Sending back json with a remote link in

%a{href=>url_event_for(:click), :remote => true, :data-param=>@state.json}

Note that the rails UJS driver automagically picks up the html5 data param and delivers it as
extra post / get data. That is the basics of it. Most of the more complex code I wrote above
was just about correctly namespacing and collecting the data.

A small change to the javascript code above will collect state data from all widgets
from the root of the widget tree and add it to the target element for ujs to deliver
to the server. ( Not tested but I think it will work )

$(document).ready =>

  allWidgetsFromRoot = (leaf)=>
    # First find the root widget then find
    # all widgets from the root
    root = leaf.parents(".widget").last()
    all_children = root.find(".widget")



  apply = =>

    $('body').on 'ajax:before', '*',  (e)->

      target = $(@)
      e.stopPropagation()

      # Preserve hard coded params
      params = target.data('params')
      params = {} unless params?
      params['state'] = {}

      # Collect all state parameters and 
      # provide them to the UJS driver via
      # the 'data-params' attribute
      allWidgetsFromRoot(target).map (widget)=>
        state = widget.data 'state'
        id = widget.attr 'id'
        params['state'][id] = state

      target.data('params', params)

  apply()

I'd be happy to help out :)

@kristianmandrup

@bradphelan and @apotonick what is the status of this work? I would love to get this into apotomo and working. I'm a bit sad to see that apotomo seems to have stalled while cells is progressing ahead.

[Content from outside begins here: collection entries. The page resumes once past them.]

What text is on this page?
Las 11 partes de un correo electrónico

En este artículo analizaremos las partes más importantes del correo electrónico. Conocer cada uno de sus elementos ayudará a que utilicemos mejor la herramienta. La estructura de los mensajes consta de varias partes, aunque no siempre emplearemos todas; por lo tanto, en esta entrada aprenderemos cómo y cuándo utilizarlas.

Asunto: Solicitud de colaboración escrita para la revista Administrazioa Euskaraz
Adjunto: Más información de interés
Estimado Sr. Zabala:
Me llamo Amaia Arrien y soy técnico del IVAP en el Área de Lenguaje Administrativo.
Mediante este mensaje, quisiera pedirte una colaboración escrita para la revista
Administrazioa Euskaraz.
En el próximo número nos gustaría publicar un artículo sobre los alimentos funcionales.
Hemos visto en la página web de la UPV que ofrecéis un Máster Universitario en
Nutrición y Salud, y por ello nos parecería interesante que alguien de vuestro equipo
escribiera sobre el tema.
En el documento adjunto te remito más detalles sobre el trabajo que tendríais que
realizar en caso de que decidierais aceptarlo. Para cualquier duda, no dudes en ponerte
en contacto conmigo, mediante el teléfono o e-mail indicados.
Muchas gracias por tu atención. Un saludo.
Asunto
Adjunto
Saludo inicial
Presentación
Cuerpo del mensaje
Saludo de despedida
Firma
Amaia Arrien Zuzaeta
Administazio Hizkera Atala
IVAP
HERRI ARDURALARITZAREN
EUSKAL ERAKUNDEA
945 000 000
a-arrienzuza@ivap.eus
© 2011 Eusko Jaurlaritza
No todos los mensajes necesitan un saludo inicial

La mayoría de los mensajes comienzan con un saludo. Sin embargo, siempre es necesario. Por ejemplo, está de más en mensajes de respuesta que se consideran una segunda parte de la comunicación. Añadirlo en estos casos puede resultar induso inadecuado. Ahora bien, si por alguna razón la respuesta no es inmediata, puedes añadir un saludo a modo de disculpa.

What is the reason behind this?
Cheers!

@apotonick
Owner

The thing is that Cells is becoming more and more popular whereas Apotomo is still a "secret treasure", used by many people, but not as actively propagated as Cells since it completely changes the "Rails way". I'd love to see it evolve more but I have 4 big gems to maintain and I only have limited resources. If you're up for polishing it with my help I am ready to go!!!

@kristianmandrup

I'm ready to go! I'm using it in a large scale project that is split up in multiple engines. I love the more OO approach of Cells and Widgets instead of the very "flat" Rails way, which has little to do with OOP, even with the Rails 3 architecture, except for a very primitive use of MVC (also the idea of "thick" models is "sick" IMO).

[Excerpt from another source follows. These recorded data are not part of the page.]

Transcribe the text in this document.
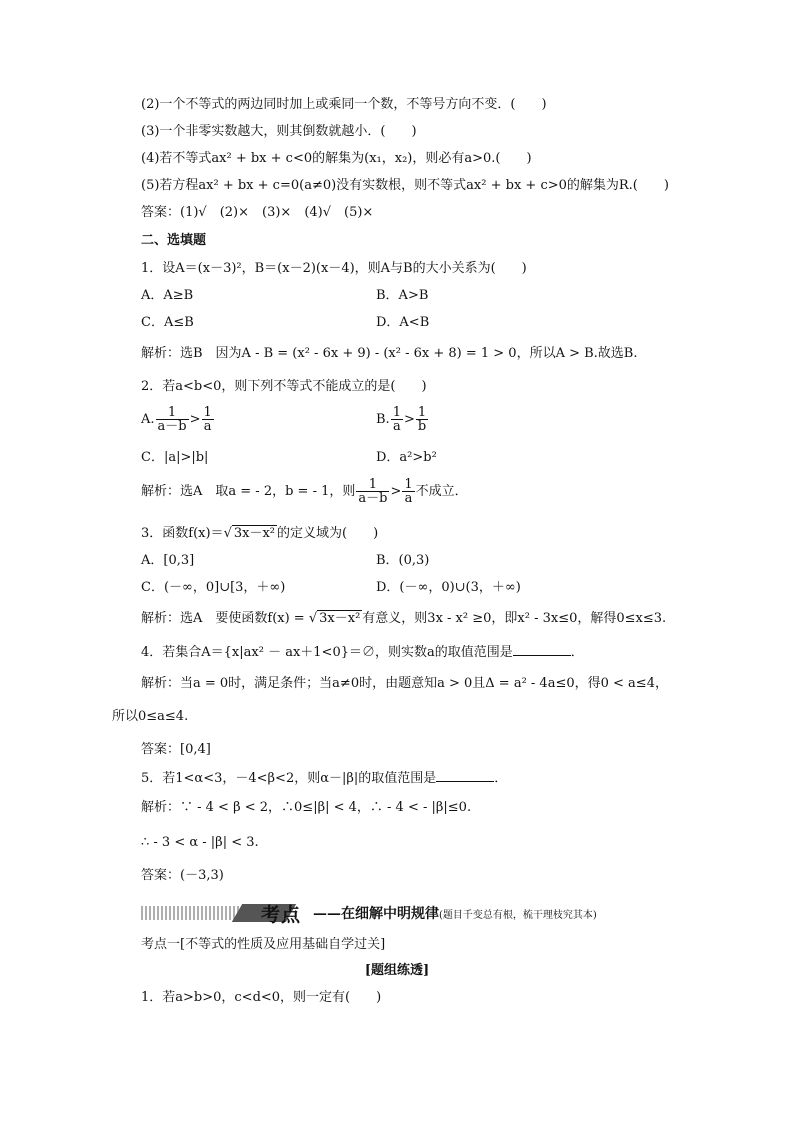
(2)一个不等式的两边同时加上或乘同一个数，不等号方向不变．(　　)
(3)一个非零实数越大，则其倒数就越小．(　　)
(4)若不等式ax² + bx + c<0的解集为(x₁，x₂)，则必有a>0.(　　)
(5)若方程ax² + bx + c=0(a≠0)没有实数根，则不等式ax² + bx + c>0的解集为R.(　　)
答案：(1)√　(2)×　(3)×　(4)√　(5)×
二、选填题
1．设A＝(x－3)²，B＝(x－2)(x－4)，则A与B的大小关系为(　　)
A．A≥B	B．A>B
C．A≤B	D．A<B
解析：选B　因为A - B = (x² - 6x + 9) - (x² - 6x + 8) = 1 > 0，所以A > B.故选B.
2．若a<b<0，则下列不等式不能成立的是(　　)
A. $\frac{1}{a-b} > \frac{1}{a}$	B. $\frac{1}{a} > \frac{1}{b}$
C．|a|>|b|	D．a²>b²
解析：选A　取a = - 2，b = - 1，则 $\frac{1}{a-b} > \frac{1}{a}$ 不成立．
3．函数f(x)＝√ 3x－x² 的定义域为(　　)
A．[0,3]	B．(0,3)
C．(－∞，0]∪[3，＋∞)	D．(－∞，0)∪(3，＋∞)
解析：选A　要使函数f(x) = √ 3x－x² 有意义，则3x - x² ≥0，即x² - 3x≤0，解得0≤x≤3.
4．若集合A＝{x|ax² － ax＋1<0}＝∅，则实数a的取值范围是	．
解析：当a = 0时，满足条件；当a≠0时，由题意知a > 0且Δ = a² - 4a≤0，得0 < a≤4，
所以0≤a≤4.
答案：[0,4]
5．若1<α<3，－4<β<2，则α－|β|的取值范围是	．
解析：∵ - 4 < β < 2，∴0≤|β| < 4，∴ - 4 < - |β|≤0.
∴ - 3 < α - |β| < 3.
答案：(－3,3)
考点 ——在细解中明规律(题目千变总有根，梳干理枝究其本)
考点一[不等式的性质及应用基础自学过关]
[题组练透]
1．若a>b>0，c<d<0，则一定有(　　)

Seems like script programmers prefer the procedural approach, managing their code by simply subdividing into modules, causing all kinds of mayhem and disorganisation IMO. Typical beginner approach I think.

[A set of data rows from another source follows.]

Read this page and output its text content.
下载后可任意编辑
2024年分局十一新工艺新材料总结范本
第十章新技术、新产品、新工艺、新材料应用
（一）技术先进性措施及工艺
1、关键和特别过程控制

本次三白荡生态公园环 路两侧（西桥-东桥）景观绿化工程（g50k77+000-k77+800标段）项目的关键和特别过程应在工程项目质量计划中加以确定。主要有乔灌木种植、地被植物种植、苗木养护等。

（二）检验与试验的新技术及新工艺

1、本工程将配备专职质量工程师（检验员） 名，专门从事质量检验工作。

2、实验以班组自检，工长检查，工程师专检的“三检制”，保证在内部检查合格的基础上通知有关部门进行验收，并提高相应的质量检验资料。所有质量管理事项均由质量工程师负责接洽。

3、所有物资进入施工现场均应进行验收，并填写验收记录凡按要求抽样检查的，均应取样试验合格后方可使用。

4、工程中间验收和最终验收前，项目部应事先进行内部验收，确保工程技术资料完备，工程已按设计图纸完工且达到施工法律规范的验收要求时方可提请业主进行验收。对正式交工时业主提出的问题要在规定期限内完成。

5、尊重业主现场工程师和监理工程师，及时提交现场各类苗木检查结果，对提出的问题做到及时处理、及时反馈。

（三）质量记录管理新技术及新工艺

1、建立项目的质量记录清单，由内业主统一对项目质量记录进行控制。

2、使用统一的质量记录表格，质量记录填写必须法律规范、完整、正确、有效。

If you look at my fork, you will see I have made some major changes, such as restructuring how the widget tree is built. This is still an experiment. I would also like to see some of the ideas discussed in this particular issue (67) to be put into action. What are your ideas for improvement and main concerns?

@kristianmandrup

On a side note, I was just reading through the Cells docs and wiki to get a better grasp of the fundamentals.
I stumbled onto this:

Using the *_url helpers implies accessing the request instance, which kinda breaks encapsulation.`

Could you explain what you mean by this? I would assume you are trying to say, that inside a cell there would normally be no need to generate urls, since it should only render the views that relate directly to its actions?